Health Secretary Steve Barclay is considering offering NHS staff a pay rise in the spring in a bid to end the strikes, but has ruled out any immediate change to current wages.
The stalemate between the unions and the government appeared to show no signs of abating on Thursday morning, following two days of historic action by nurses and paramedics.
NHS leaders have warned that they are preparing for an increase in demand for emergency treatment, as they urged ministers to negotiate payment to stop further strikes next year.
In a Thursday tweet, Barclay said his door is “always open to talk to unions about concerns about working conditions.”
But he added: “We have an independent salary review body … and we will continue to defer that process to ensure that decisions balance the needs of staff and the broader economy.”
The pay review body (PRB) has recommended pay increases of around £1400, around 4%, for most NHS staff, but unions say this is not enough to keep up with skyrocketing inflation.
The government says it cannot afford to make a new offer, but has not ruled out a new deal early next year.
Healthcare workers typically receive a retroactive pay raise in the summer, despite recommendations by the independent pay review body in April.
The Telegraph reported that Steve Barclay, the health secretary, wants next year’s PRB process to be sped up so that extra money can be added to pay for packages at the “earliest opportunity.”
While this does not signify a new or “fast-track” payment offer, a source close to the cabinet minister told Sky News political correspondent Ali Fortescue that he is “eager to move forward” with the process and does not want it to be ” bogged down” as it has been in the past.
The process of setting salary recommendations for next year is already underway and there is an “opportunity in the spring to assess whether the salary increases are affordable,” the source said.
But Unison’s head of health, Sara Gorton, said: “Before embarking on the 2023 pay round, ministers need to accept that they have not increased salaries enough to prevent key staff from leaving service this year.” .

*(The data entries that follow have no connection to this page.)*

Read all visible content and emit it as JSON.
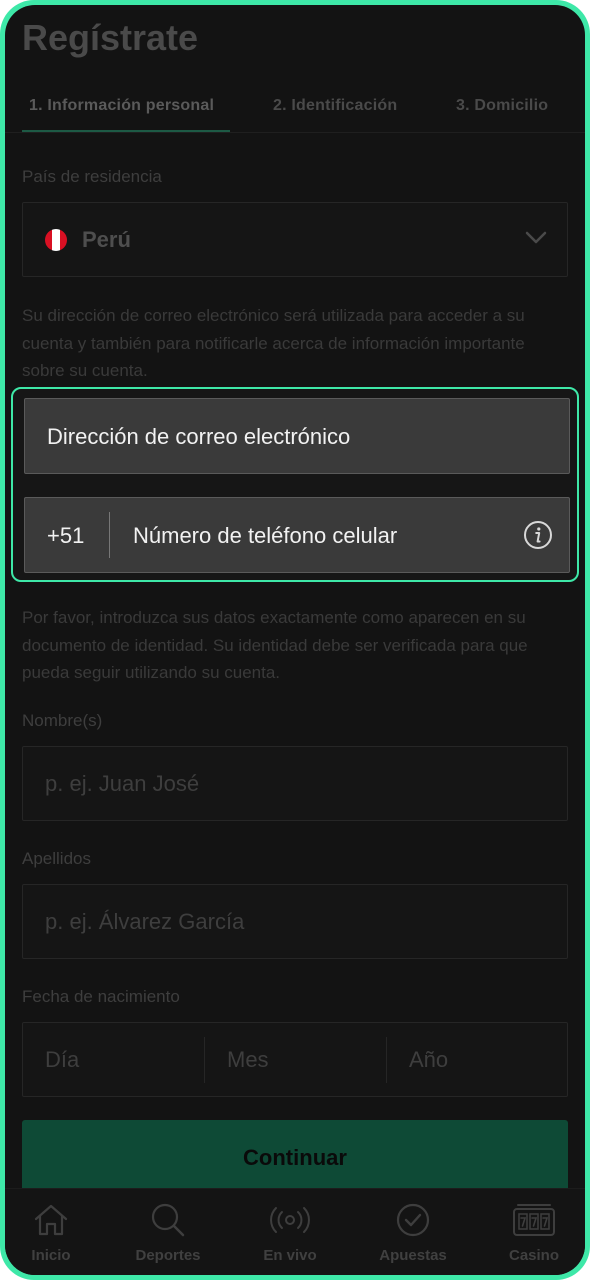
{
  "page_title": "Regístrate",
  "tabs": [
    {
      "label": "1. Información personal"
    },
    {
      "label": "2. Identificación"
    },
    {
      "label": "3. Domicilio"
    }
  ],
  "country": {
    "label": "País de residencia",
    "value": "Perú",
    "flag_colors": [
      "#d91023",
      "#ffffff",
      "#d91023"
    ]
  },
  "email_notice": "Su dirección de correo electrónico será utilizada para acceder a su cuenta y también para notificarle acerca de información importante sobre su cuenta.",
  "email": {
    "placeholder": "Dirección de correo electrónico"
  },
  "phone": {
    "prefix": "+51",
    "placeholder": "Número de teléfono celular",
    "info_icon": "info-icon"
  },
  "identity_notice": "Por favor, introduzca sus datos exactamente como aparecen en su documento de identidad. Su identidad debe ser verificada para que pueda seguir utilizando su cuenta.",
  "first_name": {
    "label": "Nombre(s)",
    "placeholder": "p. ej. Juan José"
  },
  "last_name": {
    "label": "Apellidos",
    "placeholder": "p. ej. Álvarez García"
  },
  "birth_date": {
    "label": "Fecha de nacimiento",
    "day": "Día",
    "month": "Mes",
    "year": "Año"
  },
  "continue_label": "Continuar",
  "nav": [
    {
      "label": "Inicio",
      "icon": "home-icon"
    },
    {
      "label": "Deportes",
      "icon": "search-icon"
    },
    {
      "label": "En vivo",
      "icon": "live-icon"
    },
    {
      "label": "Apuestas",
      "icon": "check-circle-icon"
    },
    {
      "label": "Casino",
      "icon": "slot-machine-icon"
    }
  ],
  "colors": {
    "accent_highlight": "#3ee8a8",
    "cta_bg": "#0e4a36",
    "screen_bg": "#131313"
  }
}
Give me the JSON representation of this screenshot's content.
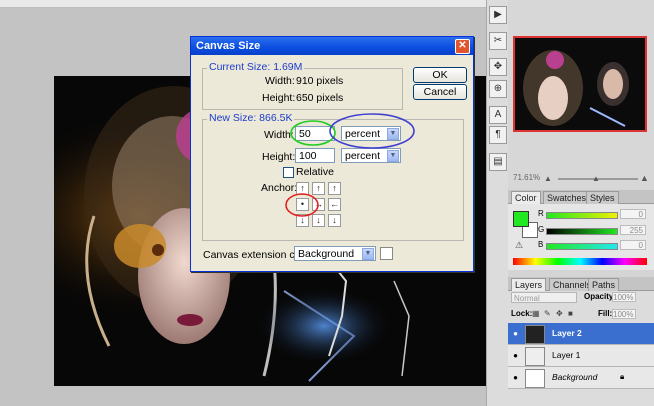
{
  "dialog": {
    "title": "Canvas Size",
    "close_label": "✕",
    "current_size": {
      "legend": "Current Size: 1.69M",
      "width_label": "Width:",
      "width_value": "910 pixels",
      "height_label": "Height:",
      "height_value": "650 pixels"
    },
    "new_size": {
      "legend": "New Size: 866.5K",
      "width_label": "Width:",
      "width_value": "50",
      "width_unit": "percent",
      "height_label": "Height:",
      "height_value": "100",
      "height_unit": "percent",
      "relative_label": "Relative",
      "relative_checked": false,
      "anchor_label": "Anchor:",
      "anchor_arrows": [
        "↖",
        "↑",
        "↗",
        "←",
        "·",
        "→",
        "↙",
        "↓",
        "↘"
      ],
      "anchor_glyphs": [
        "↑",
        "↑",
        "↑",
        "•",
        "→",
        "←",
        "↓",
        "↓",
        "↓"
      ]
    },
    "ok_label": "OK",
    "cancel_label": "Cancel",
    "extension_label": "Canvas extension color:",
    "extension_value": "Background"
  },
  "navigator": {
    "zoom": "71.61%"
  },
  "color_panel": {
    "tabs": [
      "Color",
      "Swatches",
      "Styles"
    ],
    "foreground": "#22e822",
    "background": "#ffffff",
    "channels": [
      {
        "label": "R",
        "value": "0"
      },
      {
        "label": "G",
        "value": "255"
      },
      {
        "label": "B",
        "value": "0"
      }
    ]
  },
  "layers_panel": {
    "tabs": [
      "Layers",
      "Channels",
      "Paths"
    ],
    "blend_mode": "Normal",
    "opacity_label": "Opacity:",
    "opacity_value": "100%",
    "lock_label": "Lock:",
    "fill_label": "Fill:",
    "fill_value": "100%",
    "layers": [
      {
        "name": "Layer 2",
        "selected": true
      },
      {
        "name": "Layer 1",
        "selected": false
      },
      {
        "name": "Background",
        "selected": false
      }
    ]
  },
  "tool_icons": [
    "history-icon",
    "tools-icon",
    "move-icon",
    "character-icon",
    "paragraph-icon",
    "layer-comps-icon"
  ]
}
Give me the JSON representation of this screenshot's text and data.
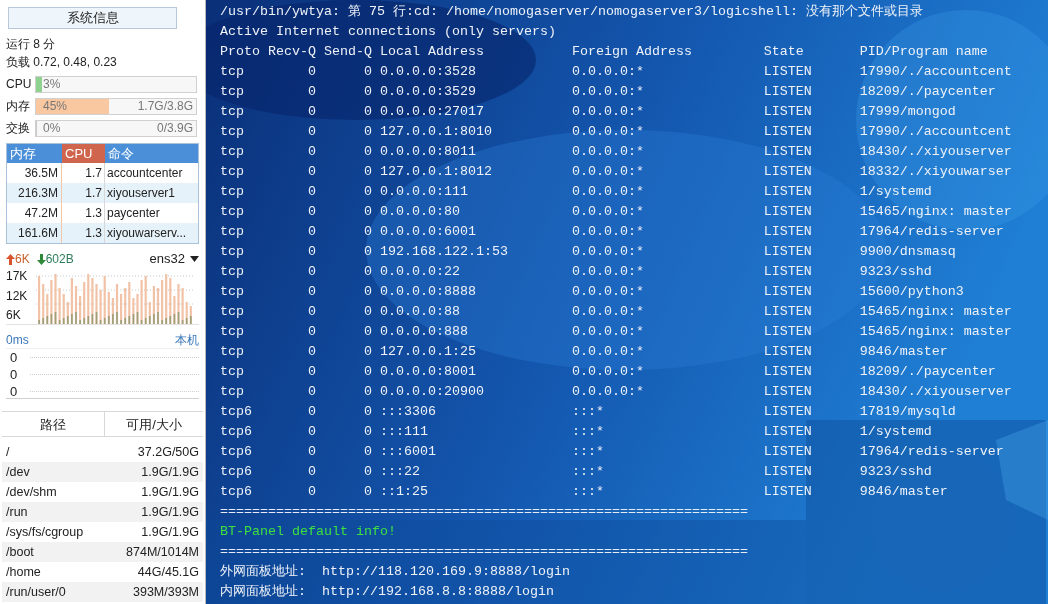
{
  "sidebar": {
    "title_button": "系统信息",
    "uptime": "运行 8 分",
    "load": "负载 0.72, 0.48, 0.23",
    "meters": [
      {
        "label": "CPU",
        "percent": "3%",
        "level": 0.03,
        "color": "#8fd18f"
      },
      {
        "label": "内存",
        "percent": "45%",
        "detail": "1.7G/3.8G",
        "level": 0.45,
        "color": "#f9c7a0"
      },
      {
        "label": "交换",
        "percent": "0%",
        "detail": "0/3.9G",
        "level": 0
      }
    ],
    "process_table": {
      "columns": [
        {
          "label": "内存",
          "selected": false
        },
        {
          "label": "CPU",
          "selected": true
        },
        {
          "label": "命令",
          "selected": false
        }
      ],
      "rows": [
        [
          "36.5M",
          "1.7",
          "accountcenter"
        ],
        [
          "216.3M",
          "1.7",
          "xiyouserver1"
        ],
        [
          "47.2M",
          "1.3",
          "paycenter"
        ],
        [
          "161.6M",
          "1.3",
          "xiyouwarserv..."
        ]
      ]
    },
    "network": {
      "upload": "6K",
      "download": "602B",
      "interface": "ens32",
      "tick_labels": [
        "17K",
        "12K",
        "6K"
      ]
    },
    "ping": {
      "latency": "0ms",
      "target": "本机",
      "values": [
        "0",
        "0",
        "0"
      ]
    },
    "disk_table": {
      "columns": [
        "路径",
        "可用/大小"
      ],
      "rows": [
        {
          "path": "/",
          "size": "37.2G/50G"
        },
        {
          "path": "/dev",
          "size": "1.9G/1.9G"
        },
        {
          "path": "/dev/shm",
          "size": "1.9G/1.9G"
        },
        {
          "path": "/run",
          "size": "1.9G/1.9G"
        },
        {
          "path": "/sys/fs/cgroup",
          "size": "1.9G/1.9G"
        },
        {
          "path": "/boot",
          "size": "874M/1014M"
        },
        {
          "path": "/home",
          "size": "44G/45.1G"
        },
        {
          "path": "/run/user/0",
          "size": "393M/393M"
        }
      ]
    }
  },
  "terminal": {
    "lines_before": [
      "/usr/bin/ywtya: 第 75 行:cd: /home/nomogaserver/nomogaserver3/logicshell: 没有那个文件或目录",
      "Active Internet connections (only servers)"
    ],
    "columns": [
      "Proto",
      "Recv-Q",
      "Send-Q",
      "Local Address",
      "Foreign Address",
      "State",
      "PID/Program name"
    ],
    "rows": [
      [
        "tcp",
        "0",
        "0",
        "0.0.0.0:3528",
        "0.0.0.0:*",
        "LISTEN",
        "17990/./accountcent"
      ],
      [
        "tcp",
        "0",
        "0",
        "0.0.0.0:3529",
        "0.0.0.0:*",
        "LISTEN",
        "18209/./paycenter"
      ],
      [
        "tcp",
        "0",
        "0",
        "0.0.0.0:27017",
        "0.0.0.0:*",
        "LISTEN",
        "17999/mongod"
      ],
      [
        "tcp",
        "0",
        "0",
        "127.0.0.1:8010",
        "0.0.0.0:*",
        "LISTEN",
        "17990/./accountcent"
      ],
      [
        "tcp",
        "0",
        "0",
        "0.0.0.0:8011",
        "0.0.0.0:*",
        "LISTEN",
        "18430/./xiyouserver"
      ],
      [
        "tcp",
        "0",
        "0",
        "127.0.0.1:8012",
        "0.0.0.0:*",
        "LISTEN",
        "18332/./xiyouwarser"
      ],
      [
        "tcp",
        "0",
        "0",
        "0.0.0.0:111",
        "0.0.0.0:*",
        "LISTEN",
        "1/systemd"
      ],
      [
        "tcp",
        "0",
        "0",
        "0.0.0.0:80",
        "0.0.0.0:*",
        "LISTEN",
        "15465/nginx: master"
      ],
      [
        "tcp",
        "0",
        "0",
        "0.0.0.0:6001",
        "0.0.0.0:*",
        "LISTEN",
        "17964/redis-server"
      ],
      [
        "tcp",
        "0",
        "0",
        "192.168.122.1:53",
        "0.0.0.0:*",
        "LISTEN",
        "9900/dnsmasq"
      ],
      [
        "tcp",
        "0",
        "0",
        "0.0.0.0:22",
        "0.0.0.0:*",
        "LISTEN",
        "9323/sshd"
      ],
      [
        "tcp",
        "0",
        "0",
        "0.0.0.0:8888",
        "0.0.0.0:*",
        "LISTEN",
        "15600/python3"
      ],
      [
        "tcp",
        "0",
        "0",
        "0.0.0.0:88",
        "0.0.0.0:*",
        "LISTEN",
        "15465/nginx: master"
      ],
      [
        "tcp",
        "0",
        "0",
        "0.0.0.0:888",
        "0.0.0.0:*",
        "LISTEN",
        "15465/nginx: master"
      ],
      [
        "tcp",
        "0",
        "0",
        "127.0.0.1:25",
        "0.0.0.0:*",
        "LISTEN",
        "9846/master"
      ],
      [
        "tcp",
        "0",
        "0",
        "0.0.0.0:8001",
        "0.0.0.0:*",
        "LISTEN",
        "18209/./paycenter"
      ],
      [
        "tcp",
        "0",
        "0",
        "0.0.0.0:20900",
        "0.0.0.0:*",
        "LISTEN",
        "18430/./xiyouserver"
      ],
      [
        "tcp6",
        "0",
        "0",
        ":::3306",
        ":::*",
        "LISTEN",
        "17819/mysqld"
      ],
      [
        "tcp6",
        "0",
        "0",
        ":::111",
        ":::*",
        "LISTEN",
        "1/systemd"
      ],
      [
        "tcp6",
        "0",
        "0",
        ":::6001",
        ":::*",
        "LISTEN",
        "17964/redis-server"
      ],
      [
        "tcp6",
        "0",
        "0",
        ":::22",
        ":::*",
        "LISTEN",
        "9323/sshd"
      ],
      [
        "tcp6",
        "0",
        "0",
        "::1:25",
        ":::*",
        "LISTEN",
        "9846/master"
      ]
    ],
    "lines_after": [
      {
        "kind": "rule",
        "text": "=================================================================="
      },
      {
        "kind": "highlight",
        "text": "BT-Panel default info!"
      },
      {
        "kind": "rule",
        "text": "=================================================================="
      },
      {
        "kind": "plain",
        "text": "外网面板地址:  http://118.120.169.9:8888/login"
      },
      {
        "kind": "plain",
        "text": "内网面板地址:  http://192.168.8.8:8888/login"
      }
    ]
  }
}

“The pay review body process is no longer working for NHS or government staff. Direct talks with ministers to resolve pay issues is the way to go.”
The unions, which have been calling for pay increases to combat inflation, have said they expect NHS workers to be offered a 2% raise next year, according to a letter sent by Barclay to the PRB last month.
Health chiefs have intensified calls for the government to negotiate with unions over wages as they prepare for a challenging winter.
Matthew Taylor, chief executive of the NHS Confederation, told Sky News the health service “managed as well as could be expected” during the strikes due to planning and the public making “less use of 999”.
But he warned that the NHS “cannot afford to escalate into more labor action over the winter” and urged the government and unions to reach an agreement.
NHS ‘pays the price’ for austerity
He said the NHS is “paying the price” for 10 years of austerity, the build-up of COVID and failing to address workforce issues as job openings hit 130,000.
Taylor said: “This winter is going to be incredibly tough, there’s nothing we can do about it. But the industrial action adds to what is already a challenging situation, so on behalf of NHS leaders I repeat the I call on the government to re-engage in good faith negotiations with the unions and try to find a way to prevent further strikes over the winter.”
Ministers have continually insisted that wage negotiations are not up to them, as independent wage review bodies recommend what wage increases should be, and the government has accepted this.
Wage review bodies are made up of experts in their field with no political affiliations who take evidence from a variety of sources, including unions and personnel.
But last week the GMB union, which represents tens of thousands of healthcare workers, announced it was withdrawing from the process used by the government to set NHS wages, as it questioned the independence of the PRB.
Some Conservative MPs have also called on ministers to ask NHS pay reviewers to reconsider their recommendations as a way to end strikes by offering higher raises.
The government has insisted that higher wage offers are not affordable and that money should be withdrawn from frontline services.
There were no signs of the stalemate ending last night as Unite general secretary Sharon Graham accused Barclay of a “blatant lie” for saying ambulance unions had made a “conscious decision” to inflict harm on patients. .
More ambulance strikes planned next week, with unions threatening more action next year unless there are moves in salary negotiations.
Workers in several other industries are also set to strike in preparation for Christmas.